Bd est un champignon. Les amphibiens meurent donc… d’une mycose. Celle-ci se développe dans la peau et la rend épaisse. Or, les amphibiens respirent, boivent par la peau et c’est aussi au travers de cette membrane que se fait l’absorption de certains sels minéraux. En perturbant tous ces échanges, Bd provoque des arrêts cardiaques ou des asphyxies chez les animaux.
Etant donné le déclin sans précédent que connaissent les amphibiens, les scientifiques recherchent des moyens d’enrayer l’épizootie et de combattre le champignon qui en est responsable, lequel s’est propagé un peu partout dans le monde. Il n’est d’ailleurs pas impossible que, dans certains cas, ce soient les biologistes eux-mêmes qui l’aient emmené dans certaines forêts reculées, à la semelle de leurs bottes… On a remarqué que des espèces résistaient mieux à Bd en raison de la présence, sur leurs corps, d’une bactérie jouant le rôle d’un antifongique. Lorsqu’on la rajoute sur la peau de grenouilles qui en sont dénuées, celles-ci sont ensuite protégées quand on les met en contact avec le champignon. Mais autant cette solution fonctionne bien en laboratoire, autant il est compliqué de l’appliquer dans la nature.
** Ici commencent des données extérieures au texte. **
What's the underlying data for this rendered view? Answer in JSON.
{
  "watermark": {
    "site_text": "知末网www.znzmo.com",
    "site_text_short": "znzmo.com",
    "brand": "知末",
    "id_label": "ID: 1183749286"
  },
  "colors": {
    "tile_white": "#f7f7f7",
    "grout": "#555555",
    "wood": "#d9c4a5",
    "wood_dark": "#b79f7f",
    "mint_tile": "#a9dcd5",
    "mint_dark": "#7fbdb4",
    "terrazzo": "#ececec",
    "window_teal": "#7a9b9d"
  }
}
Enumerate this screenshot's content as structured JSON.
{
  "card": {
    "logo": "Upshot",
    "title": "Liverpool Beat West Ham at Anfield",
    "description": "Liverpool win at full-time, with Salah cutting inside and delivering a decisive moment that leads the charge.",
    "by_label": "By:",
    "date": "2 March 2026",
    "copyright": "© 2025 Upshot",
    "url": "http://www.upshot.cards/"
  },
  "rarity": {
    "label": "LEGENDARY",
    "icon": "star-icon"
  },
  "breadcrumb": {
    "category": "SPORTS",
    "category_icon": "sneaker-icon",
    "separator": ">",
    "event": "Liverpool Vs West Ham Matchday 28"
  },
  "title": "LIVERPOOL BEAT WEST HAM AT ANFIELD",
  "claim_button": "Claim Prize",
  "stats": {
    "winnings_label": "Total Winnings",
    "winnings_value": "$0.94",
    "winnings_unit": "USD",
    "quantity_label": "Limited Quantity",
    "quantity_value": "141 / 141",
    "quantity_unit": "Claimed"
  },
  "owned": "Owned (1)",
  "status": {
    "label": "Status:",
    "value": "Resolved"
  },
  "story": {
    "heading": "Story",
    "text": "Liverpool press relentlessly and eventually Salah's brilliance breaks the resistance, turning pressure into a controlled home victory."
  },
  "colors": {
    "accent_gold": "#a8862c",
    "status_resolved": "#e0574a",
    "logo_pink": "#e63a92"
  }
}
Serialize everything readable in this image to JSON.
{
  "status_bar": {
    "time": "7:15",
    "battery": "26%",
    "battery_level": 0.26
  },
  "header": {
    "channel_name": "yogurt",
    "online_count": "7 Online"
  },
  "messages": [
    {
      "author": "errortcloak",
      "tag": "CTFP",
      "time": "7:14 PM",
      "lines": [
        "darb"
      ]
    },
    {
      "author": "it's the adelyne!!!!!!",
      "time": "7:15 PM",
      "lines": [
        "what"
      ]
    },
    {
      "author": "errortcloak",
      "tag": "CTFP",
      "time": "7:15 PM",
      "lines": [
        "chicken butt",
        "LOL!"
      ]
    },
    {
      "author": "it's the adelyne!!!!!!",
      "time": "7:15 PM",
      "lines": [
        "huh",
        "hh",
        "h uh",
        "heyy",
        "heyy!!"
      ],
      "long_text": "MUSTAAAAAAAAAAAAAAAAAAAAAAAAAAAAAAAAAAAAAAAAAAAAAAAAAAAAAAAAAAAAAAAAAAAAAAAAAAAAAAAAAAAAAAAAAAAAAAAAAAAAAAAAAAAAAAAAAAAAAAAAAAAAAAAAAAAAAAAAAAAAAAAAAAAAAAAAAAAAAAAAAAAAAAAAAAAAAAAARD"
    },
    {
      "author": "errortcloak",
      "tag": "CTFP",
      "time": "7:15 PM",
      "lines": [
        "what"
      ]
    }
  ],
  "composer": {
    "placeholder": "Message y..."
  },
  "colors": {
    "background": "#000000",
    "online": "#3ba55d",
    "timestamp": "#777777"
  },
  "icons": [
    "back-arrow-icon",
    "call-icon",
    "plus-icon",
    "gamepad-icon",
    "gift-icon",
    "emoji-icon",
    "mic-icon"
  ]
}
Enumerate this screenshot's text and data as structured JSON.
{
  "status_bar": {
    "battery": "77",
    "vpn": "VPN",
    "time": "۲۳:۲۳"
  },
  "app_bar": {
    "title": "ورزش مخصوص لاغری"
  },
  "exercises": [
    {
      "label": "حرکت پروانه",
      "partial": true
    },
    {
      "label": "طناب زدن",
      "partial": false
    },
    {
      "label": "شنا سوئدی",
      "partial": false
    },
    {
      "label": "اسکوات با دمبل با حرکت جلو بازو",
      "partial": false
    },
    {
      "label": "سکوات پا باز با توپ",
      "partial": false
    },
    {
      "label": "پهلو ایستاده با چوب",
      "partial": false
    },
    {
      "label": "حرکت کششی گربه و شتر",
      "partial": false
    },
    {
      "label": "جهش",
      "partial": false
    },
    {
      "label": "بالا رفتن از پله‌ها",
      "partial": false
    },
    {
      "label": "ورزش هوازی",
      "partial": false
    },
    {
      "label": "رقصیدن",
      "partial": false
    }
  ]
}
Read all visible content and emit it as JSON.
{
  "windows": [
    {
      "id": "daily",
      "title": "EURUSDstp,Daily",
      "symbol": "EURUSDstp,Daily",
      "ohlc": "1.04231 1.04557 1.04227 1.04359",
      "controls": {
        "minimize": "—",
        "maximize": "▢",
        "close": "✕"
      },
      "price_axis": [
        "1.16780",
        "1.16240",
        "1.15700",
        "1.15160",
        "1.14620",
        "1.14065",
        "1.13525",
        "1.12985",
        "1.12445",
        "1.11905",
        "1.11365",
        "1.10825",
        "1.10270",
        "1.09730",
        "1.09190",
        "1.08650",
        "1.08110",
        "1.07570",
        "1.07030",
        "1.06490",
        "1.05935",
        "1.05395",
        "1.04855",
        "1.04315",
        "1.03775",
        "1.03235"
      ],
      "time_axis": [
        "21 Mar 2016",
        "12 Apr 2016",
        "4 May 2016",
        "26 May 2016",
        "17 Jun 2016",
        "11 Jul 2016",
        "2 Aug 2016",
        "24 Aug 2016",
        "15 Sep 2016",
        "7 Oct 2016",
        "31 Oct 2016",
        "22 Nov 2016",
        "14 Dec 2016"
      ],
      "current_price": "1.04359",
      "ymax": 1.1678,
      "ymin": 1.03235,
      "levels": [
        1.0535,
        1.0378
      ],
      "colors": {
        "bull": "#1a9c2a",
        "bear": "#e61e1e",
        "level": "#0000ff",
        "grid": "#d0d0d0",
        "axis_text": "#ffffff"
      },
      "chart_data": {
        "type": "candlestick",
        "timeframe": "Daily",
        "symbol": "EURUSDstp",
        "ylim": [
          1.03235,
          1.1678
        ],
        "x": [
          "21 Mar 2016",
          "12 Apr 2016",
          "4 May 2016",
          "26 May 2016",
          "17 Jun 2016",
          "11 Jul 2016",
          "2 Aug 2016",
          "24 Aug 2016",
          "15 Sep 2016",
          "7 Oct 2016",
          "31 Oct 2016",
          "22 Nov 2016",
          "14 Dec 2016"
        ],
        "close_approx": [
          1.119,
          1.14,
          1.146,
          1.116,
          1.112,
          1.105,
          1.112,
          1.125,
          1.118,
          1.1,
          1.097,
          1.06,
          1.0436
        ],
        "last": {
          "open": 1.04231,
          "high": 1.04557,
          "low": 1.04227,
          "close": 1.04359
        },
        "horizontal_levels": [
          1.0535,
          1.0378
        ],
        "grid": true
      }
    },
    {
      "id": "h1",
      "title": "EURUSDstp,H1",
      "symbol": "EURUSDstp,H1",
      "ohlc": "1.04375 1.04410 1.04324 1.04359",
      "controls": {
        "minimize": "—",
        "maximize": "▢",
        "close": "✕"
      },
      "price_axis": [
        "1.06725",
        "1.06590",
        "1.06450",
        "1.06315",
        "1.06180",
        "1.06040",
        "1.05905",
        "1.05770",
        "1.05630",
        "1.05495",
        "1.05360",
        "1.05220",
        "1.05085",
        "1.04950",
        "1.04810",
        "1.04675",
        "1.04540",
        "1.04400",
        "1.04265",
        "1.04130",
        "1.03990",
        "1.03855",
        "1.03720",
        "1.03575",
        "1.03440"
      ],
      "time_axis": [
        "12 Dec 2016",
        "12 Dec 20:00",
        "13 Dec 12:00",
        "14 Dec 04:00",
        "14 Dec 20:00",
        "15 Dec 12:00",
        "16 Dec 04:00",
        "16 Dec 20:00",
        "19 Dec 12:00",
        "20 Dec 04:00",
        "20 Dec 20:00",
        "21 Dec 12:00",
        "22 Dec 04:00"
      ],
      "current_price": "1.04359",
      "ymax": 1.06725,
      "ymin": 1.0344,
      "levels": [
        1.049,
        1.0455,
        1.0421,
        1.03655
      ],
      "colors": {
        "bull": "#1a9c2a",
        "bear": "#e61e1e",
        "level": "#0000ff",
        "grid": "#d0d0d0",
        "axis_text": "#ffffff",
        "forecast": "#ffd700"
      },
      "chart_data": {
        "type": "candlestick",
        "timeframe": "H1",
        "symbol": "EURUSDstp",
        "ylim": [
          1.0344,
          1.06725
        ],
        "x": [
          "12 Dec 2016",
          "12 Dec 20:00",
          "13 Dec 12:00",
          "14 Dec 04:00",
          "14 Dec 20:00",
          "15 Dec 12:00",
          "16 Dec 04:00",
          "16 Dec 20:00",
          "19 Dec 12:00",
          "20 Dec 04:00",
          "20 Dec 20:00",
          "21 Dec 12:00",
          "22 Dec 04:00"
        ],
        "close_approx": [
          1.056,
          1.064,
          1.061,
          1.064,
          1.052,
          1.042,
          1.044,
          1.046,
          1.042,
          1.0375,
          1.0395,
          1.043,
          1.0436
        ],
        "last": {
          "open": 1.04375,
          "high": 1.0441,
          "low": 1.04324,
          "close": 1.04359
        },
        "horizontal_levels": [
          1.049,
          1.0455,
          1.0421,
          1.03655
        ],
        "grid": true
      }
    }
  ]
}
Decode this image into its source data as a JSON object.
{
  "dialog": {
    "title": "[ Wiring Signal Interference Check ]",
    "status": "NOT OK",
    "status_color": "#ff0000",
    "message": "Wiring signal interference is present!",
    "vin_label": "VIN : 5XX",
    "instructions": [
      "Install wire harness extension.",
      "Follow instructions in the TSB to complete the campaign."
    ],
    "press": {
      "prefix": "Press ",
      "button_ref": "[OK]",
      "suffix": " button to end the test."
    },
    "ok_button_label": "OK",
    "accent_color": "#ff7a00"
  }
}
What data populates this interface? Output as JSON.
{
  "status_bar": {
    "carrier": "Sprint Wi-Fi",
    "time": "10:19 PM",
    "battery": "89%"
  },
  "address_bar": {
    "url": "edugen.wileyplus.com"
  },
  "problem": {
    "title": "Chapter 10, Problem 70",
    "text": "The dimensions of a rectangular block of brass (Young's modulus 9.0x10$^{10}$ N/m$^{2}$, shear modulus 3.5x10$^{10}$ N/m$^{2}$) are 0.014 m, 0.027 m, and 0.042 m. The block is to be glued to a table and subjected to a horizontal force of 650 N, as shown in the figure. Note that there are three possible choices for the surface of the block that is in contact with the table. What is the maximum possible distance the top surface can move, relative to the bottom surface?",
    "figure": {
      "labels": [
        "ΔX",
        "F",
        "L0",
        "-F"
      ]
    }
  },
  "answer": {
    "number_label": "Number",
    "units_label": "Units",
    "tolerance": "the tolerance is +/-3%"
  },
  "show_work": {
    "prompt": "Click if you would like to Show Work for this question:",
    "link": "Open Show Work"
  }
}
Une autre parade possible serait la lutte biologique : faire tuer le tueur de grenouilles par un autre organisme vivant, en l’occurrence par un être lui aussi très petit, un zooplancton. Dans une étude publiée le 25 août par la revue Biodiversity Conservation, une équipe de l’université de l’Oregon explique qu’aucun des efforts entrepris pour éradiquer le champignon dans les zones contaminées n’a été suivi de succès. Il serait donc plus réaliste, selon elle, de se contenter de contrôler Bd, dont les effets pathogènes sont moindres tant que ses spores ne sont pas suffisamment nombreux. Et, pour ce faire, ces chercheurs américains comptent sur une daphnie, un minuscule crustacé dont ils ont prouvé qu’il mangeait les spores aquatiques du champignon. L’idée serait donc d’augmenter artificiellement la présence de ces daphnies, déjà présentes dans les milieux naturels, non pas pour éliminer totalement le champignon, ce qui relève de la gageure, mais juste pour faire baisser sa densité, ce qui suffirait à protéger les amphibiens.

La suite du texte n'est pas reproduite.